A black frame of the right proportions and depth - spotted in a charity shop - inspired this sketch after Van Gogh. Normally, I take considerable time and care to reproduce a close copy, driven to explore the artist’s original colour contrasts. This time I allowed myself to be less fastidious, and see how much of the ‘flavour’ of the original I could capture in a short time. This first stage took three hours.

Looking is as important as painting, so this next stage is when I need to assess the ‘problem areas’ and to identify those part which need very little additional work.

 

The area in the top left does not, to my mind, need much more attention.

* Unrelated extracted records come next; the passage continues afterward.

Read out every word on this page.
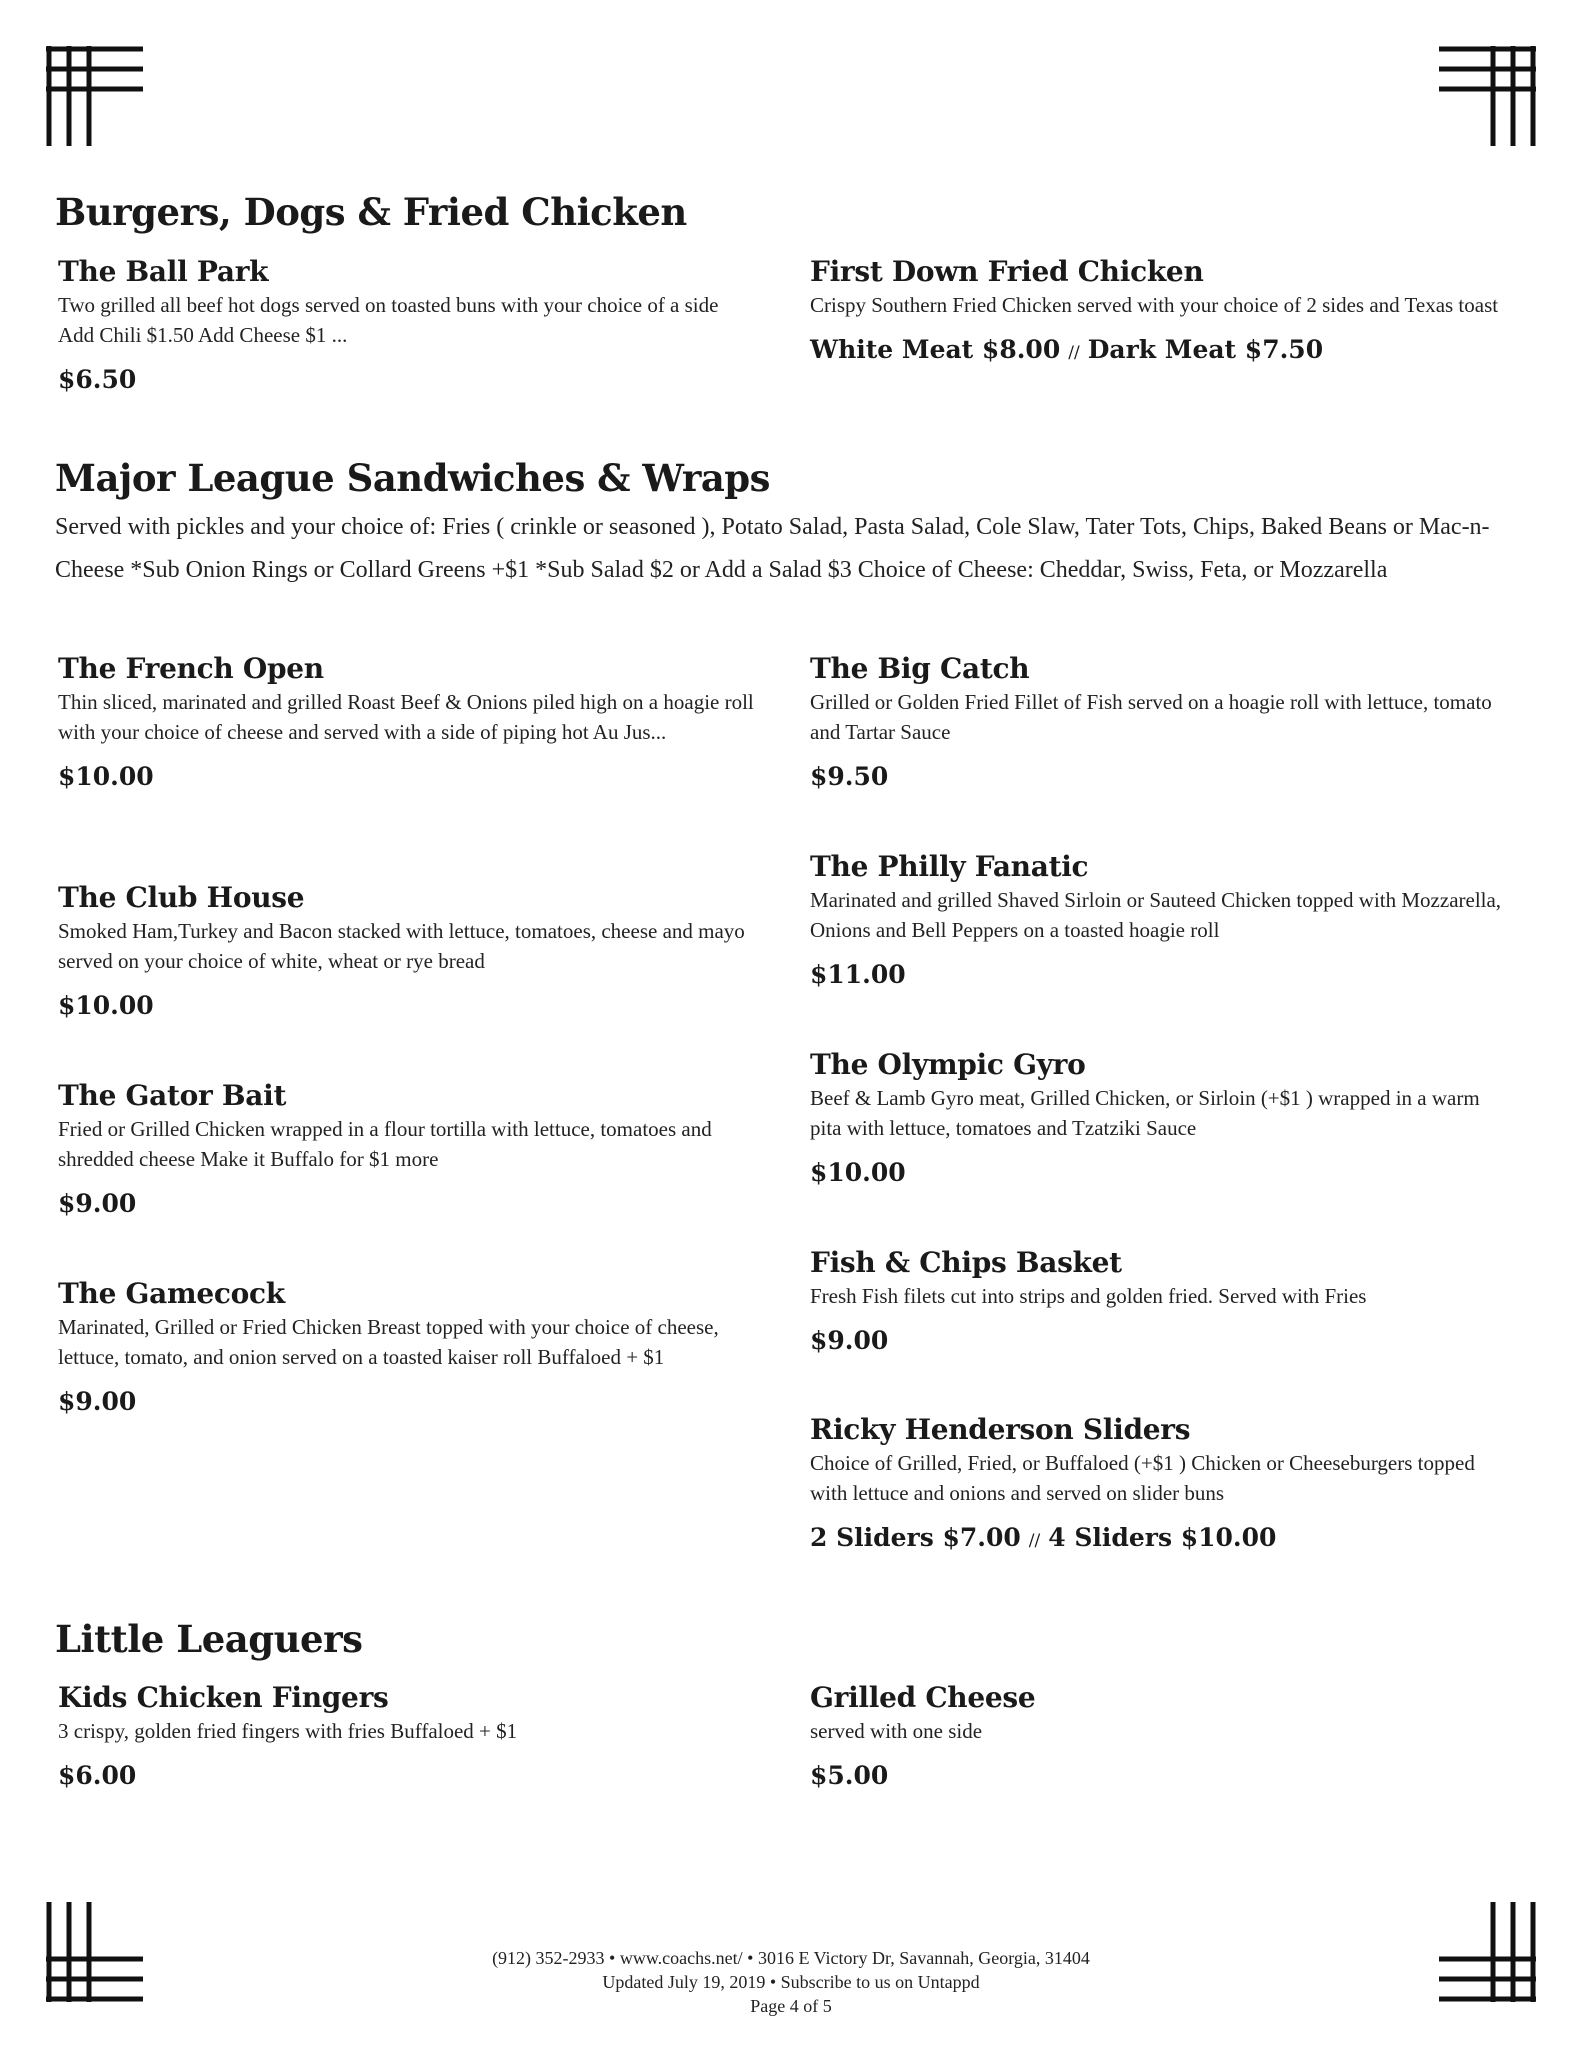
Burgers, Dogs & Fried Chicken
The Ball Park
Two grilled all beef hot dogs served on toasted buns with your choice of a side Add Chili $1.50 Add Cheese $1 ...
$6.50
First Down Fried Chicken
Crispy Southern Fried Chicken served with your choice of 2 sides and Texas toast
White Meat $8.00 // Dark Meat $7.50
Major League Sandwiches & Wraps
Served with pickles and your choice of: Fries ( crinkle or seasoned ), Potato Salad, Pasta Salad, Cole Slaw, Tater Tots, Chips, Baked Beans or Mac-n-Cheese *Sub Onion Rings or Collard Greens +$1 *Sub Salad $2 or Add a Salad $3 Choice of Cheese: Cheddar, Swiss, Feta, or Mozzarella
The French Open
Thin sliced, marinated and grilled Roast Beef & Onions piled high on a hoagie roll with your choice of cheese and served with a side of piping hot Au Jus...
$10.00
The Big Catch
Grilled or Golden Fried Fillet of Fish served on a hoagie roll with lettuce, tomato and Tartar Sauce
$9.50
The Philly Fanatic
Marinated and grilled Shaved Sirloin or Sauteed Chicken topped with Mozzarella, Onions and Bell Peppers on a toasted hoagie roll
$11.00
The Club House
Smoked Ham,Turkey and Bacon stacked with lettuce, tomatoes, cheese and mayo served on your choice of white, wheat or rye bread
$10.00
The Olympic Gyro
Beef & Lamb Gyro meat, Grilled Chicken, or Sirloin (+$1 ) wrapped in a warm pita with lettuce, tomatoes and Tzatziki Sauce
$10.00
The Gator Bait
Fried or Grilled Chicken wrapped in a flour tortilla with lettuce, tomatoes and shredded cheese Make it Buffalo for $1 more
$9.00
Fish & Chips Basket
Fresh Fish filets cut into strips and golden fried. Served with Fries
$9.00
The Gamecock
Marinated, Grilled or Fried Chicken Breast topped with your choice of cheese, lettuce, tomato, and onion served on a toasted kaiser roll Buffaloed + $1
$9.00
Ricky Henderson Sliders
Choice of Grilled, Fried, or Buffaloed (+$1 ) Chicken or Cheeseburgers topped with lettuce and onions and served on slider buns
2 Sliders $7.00 // 4 Sliders $10.00
Little Leaguers
Kids Chicken Fingers
3 crispy, golden fried fingers with fries Buffaloed + $1
$6.00
Grilled Cheese
served with one side
$5.00
(912) 352-2933 • www.coachs.net/ • 3016 E Victory Dr, Savannah, Georgia, 31404
Updated July 19, 2019 • Subscribe to us on Untappd
Page 4 of 5
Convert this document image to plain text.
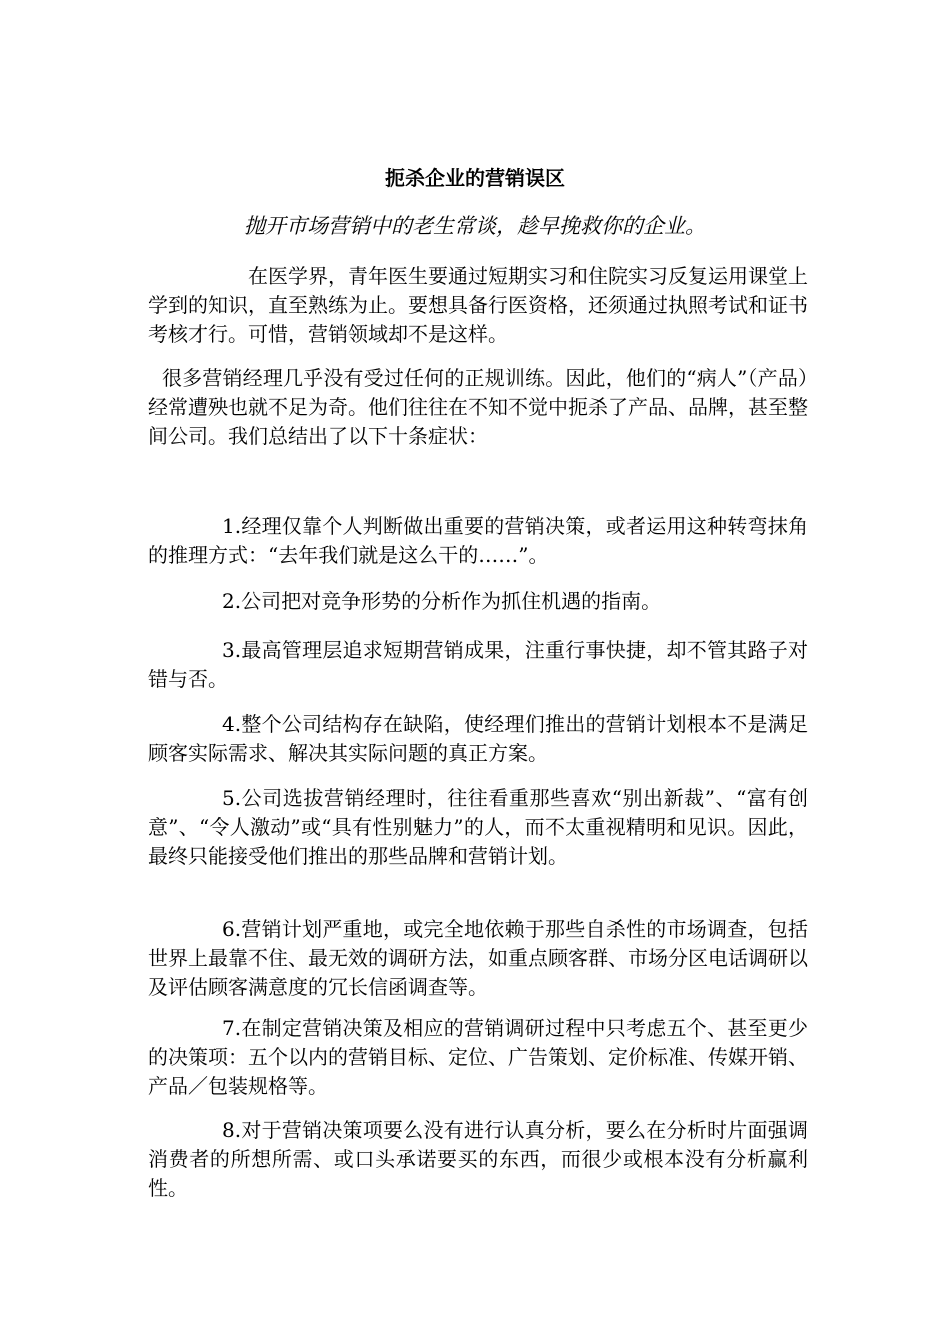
扼杀企业的营销误区
抛开市场营销中的老生常谈，趁早挽救你的企业。

在医学界，青年医生要通过短期实习和住院实习反复运用课堂上学到的知识，直至熟练为止。要想具备行医资格，还须通过执照考试和证书考核才行。可惜，营销领域却不是这样。

很多营销经理几乎没有受过任何的正规训练。因此，他们的“病人”（产品）经常遭殃也就不足为奇。他们往往在不知不觉中扼杀了产品、品牌，甚至整间公司。我们总结出了以下十条症状：

1.经理仅靠个人判断做出重要的营销决策，或者运用这种转弯抹角的推理方式：“去年我们就是这么干的……”。

2.公司把对竞争形势的分析作为抓住机遇的指南。

3.最高管理层追求短期营销成果，注重行事快捷，却不管其路子对错与否。

4.整个公司结构存在缺陷，使经理们推出的营销计划根本不是满足顾客实际需求、解决其实际问题的真正方案。

5.公司选拔营销经理时，往往看重那些喜欢“别出新裁”、“富有创意”、“令人激动”或“具有性别魅力”的人，而不太重视精明和见识。因此，最终只能接受他们推出的那些品牌和营销计划。

6.营销计划严重地，或完全地依赖于那些自杀性的市场调查，包括世界上最靠不住、最无效的调研方法，如重点顾客群、市场分区电话调研以及评估顾客满意度的冗长信函调查等。

7.在制定营销决策及相应的营销调研过程中只考虑五个、甚至更少的决策项：五个以内的营销目标、定位、广告策划、定价标准、传媒开销、产品／包装规格等。

8.对于营销决策项要么没有进行认真分析，要么在分析时片面强调消费者的所想所需、或口头承诺要买的东西，而很少或根本没有分析赢利性。
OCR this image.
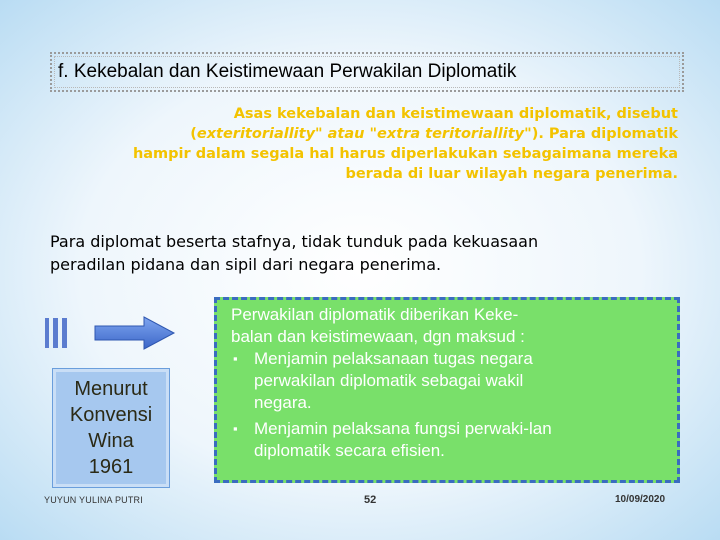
f. Kekebalan dan Keistimewaan Perwakilan Diplomatik
Asas kekebalan dan keistimewaan diplomatik, disebut
(exteritoriallity" atau "extra teritoriallity"). Para diplomatik
hampir dalam segala hal harus diperlakukan sebagaimana mereka
berada di luar wilayah negara penerima.
Para diplomat beserta stafnya, tidak tunduk pada kekuasaan
peradilan pidana dan sipil dari negara penerima.
Menurut
Konvensi
Wina
1961
Perwakilan diplomatik diberikan Keke-
balan dan keistimewaan, dgn maksud :
▪ Menjamin pelaksanaan tugas negara
perwakilan diplomatik sebagai wakil
negara.
▪ Menjamin pelaksana fungsi perwaki-lan
diplomatik secara efisien.
YUYUN YULINA PUTRI	52	10/09/2020
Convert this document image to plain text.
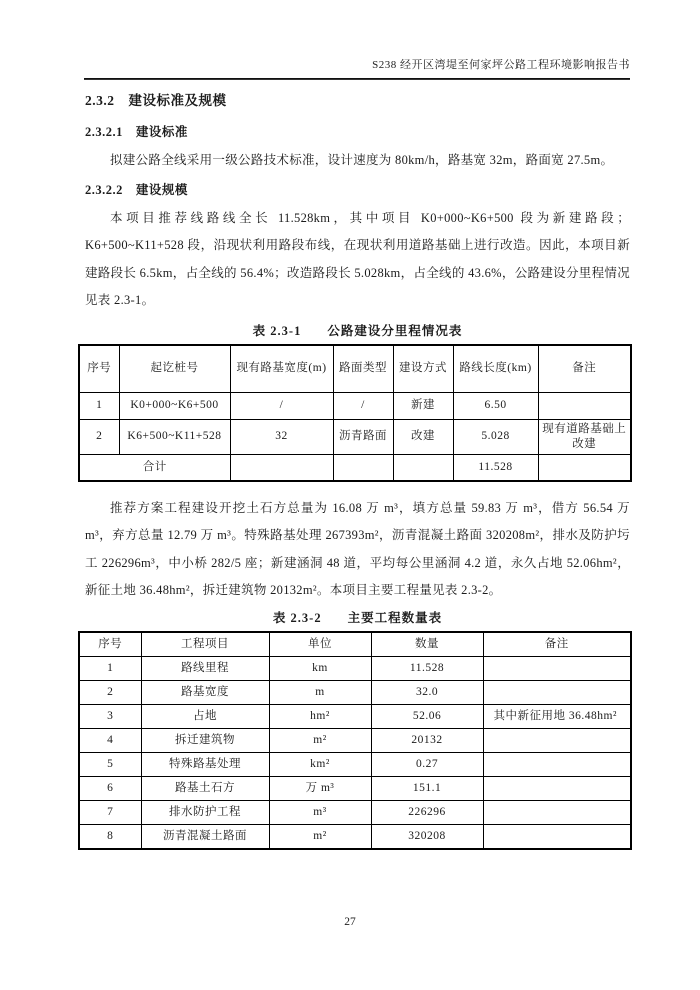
S238 经开区湾堤至何家坪公路工程环境影响报告书
2.3.2　建设标准及规模
2.3.2.1　建设标准

拟建公路全线采用一级公路技术标准，设计速度为 80km/h，路基宽 32m，路面宽 27.5m。

2.3.2.2　建设规模

本项目推荐线路线全长 11.528km，其中项目 K0+000~K6+500 段为新建路段；K6+500~K11+528 段，沿现状利用路段布线，在现状利用道路基础上进行改造。因此，本项目新建路段长 6.5km，占全线的 56.4%；改造路段长 5.028km，占全线的 43.6%，公路建设分里程情况见表 2.3-1。

表 2.3-1 公路建设分里程情况表
序号	起讫桩号	现有路基宽度(m)	路面类型	建设方式	路线长度(km)	备注
1	K0+000~K6+500	/	/	新建	6.50	
2	K6+500~K11+528	32	沥青路面	改建	5.028	现有道路基础上改建
合计					11.528	

推荐方案工程建设开挖土石方总量为 16.08 万 m³，填方总量 59.83 万 m³，借方 56.54 万 m³，弃方总量 12.79 万 m³。特殊路基处理 267393m²，沥青混凝土路面 320208m²，排水及防护圬工 226296m³，中小桥 282/5 座；新建涵洞 48 道，平均每公里涵洞 4.2 道，永久占地 52.06hm²，新征土地 36.48hm²，拆迁建筑物 20132m²。本项目主要工程量见表 2.3-2。

表 2.3-2 主要工程数量表
序号	工程项目	单位	数量	备注
1	路线里程	km	11.528	
2	路基宽度	m	32.0	
3	占地	hm²	52.06	其中新征用地 36.48hm²
4	拆迁建筑物	m²	20132	
5	特殊路基处理	km²	0.27	
6	路基土石方	万 m³	151.1	
7	排水防护工程	m³	226296	
8	沥青混凝土路面	m²	320208	
27
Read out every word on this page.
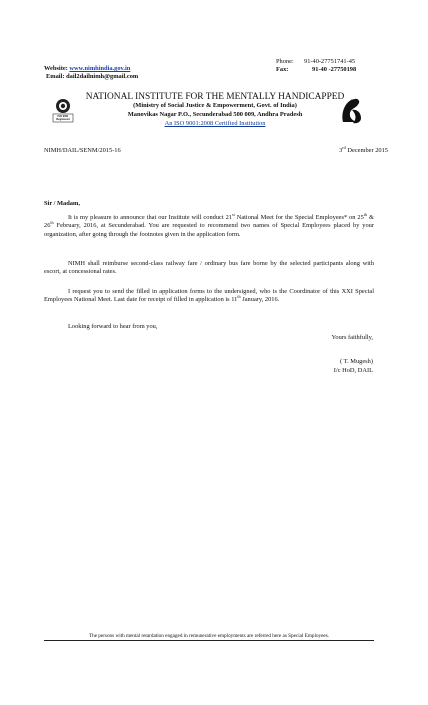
Phone:	91-40-27751741-45
Fax:	91-40 -27750198
Website: www.nimhindia.gov.in
Email: dail2dailnimh@gmail.com
ISO 9001
Registered
NATIONAL INSTITUTE FOR THE MENTALLY HANDICAPPED
(Ministry of Social Justice & Empowerment, Govt. of India)
Manovikas Nagar P.O., Secunderabad 500 009, Andhra Pradesh
An ISO 9001:2008 Certified Institution
NIMH/DAIL/SENM/2015-16	3rd December 2015
Sir / Madam,
It is my pleasure to announce that our Institute will conduct 21st National Meet for the Special Employees* on 25th & 26th February, 2016, at Secunderabad. You are requested to recommend two names of Special Employees placed by your organization, after going through the footnotes given in the application form.
NIMH shall reimburse second-class railway fare / ordinary bus fare borne by the selected participants along with escort, at concessional rates.
I request you to send the filled in application forms to the undersigned, who is the Coordinator of this XXI Special Employees National Meet. Last date for receipt of filled in application is 11th January, 2016.
Looking forward to hear from you,
Yours faithfully,
( T. Mugesh)
I/c HoD, DAIL
The persons with mental retardation engaged in remunerative employments are referred here as Special Employees.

I'm pleased with the light effect on the building, and the balance of both brush-strokes and colour. The sky on the far right-hand side of the picture needs to be a little lighter. The ground vegetation either side of paint, and was far too rushed. I shall look more closely at Van Gogh's own treatment of these areas.  The large tree on the right - particularly around the main limbs - needs the most attention, in order to emulate more closely Van Gogh's brilliant representation of trunk, boughs and foliage.

 

Another two hours’ work, and I reached a point where I was comfortable with the painting. I reworked the yellows, ensuring that the tones resonated more closely with the rest of the sky. In looking at the reproduction of the original, it was clear that I needed to refresh several other areas of sky. My own brushwork is not as direct, by any means. I have blended the pigments and brushstrokes more, and been determined that this was not going to be a slavish copy. It inevitably lacks some of Van Gogh’s freshness, but captures enough to increase my respect for the artist at his best. Having done that, I re-worked the tree foliage and limbs. Here, the improvement from the first session was clear. Closer reading of the original inspired much better definition, with more contrast between light and dark. Finally, I attended to the fields either side of the track. These needed better colour matches: the mud red (alizarin, white, black, vermilion and an orange-red ochre, I think), the orange-ochre heap of straw (or similar) in the foreground, side, the pale green on the path. It was also a challenge to capture something of the apparently effortless but really quite complex combination of strokes in the stretch of land between the two trees on the right side of the path. After two hours, and a brightening of the blue in the roof and the distant trees, I needed to stop. I’m now eager for it to dry enough to be able to see how the black frame will work!

Featured work:  Old Girona

49cm x 41 cm, oil on canvas

The nineteenth-century view of old Girona, near Barcelona in Spain, I discovered on a winter visit in 2005.  I wrote down the name of the artist of the original, and promptly lost it, but on my return I worked from an out-of-focus and under-exposed photograph and my recollections of the original. The atmosphere of the riverbank, both in this painting and in the (little-changed) reality, was haunting.  The colour of the sky took me out of my comfort zone. 

 

The painting is executed in oils, in some places vey thinly applied, and in others (such as the sky and the river) painted more thickly. Some of the most enjoyable passages to paint were the sloping mud bank and the reflected window lights, allowing a little more freedom in handling than the intricate pattern of doors, windows and balconies. I spent hours on this homage to that painting, besotted by a colour palette I rarely use and entirely drawn in by the atmosphere of this magical old town.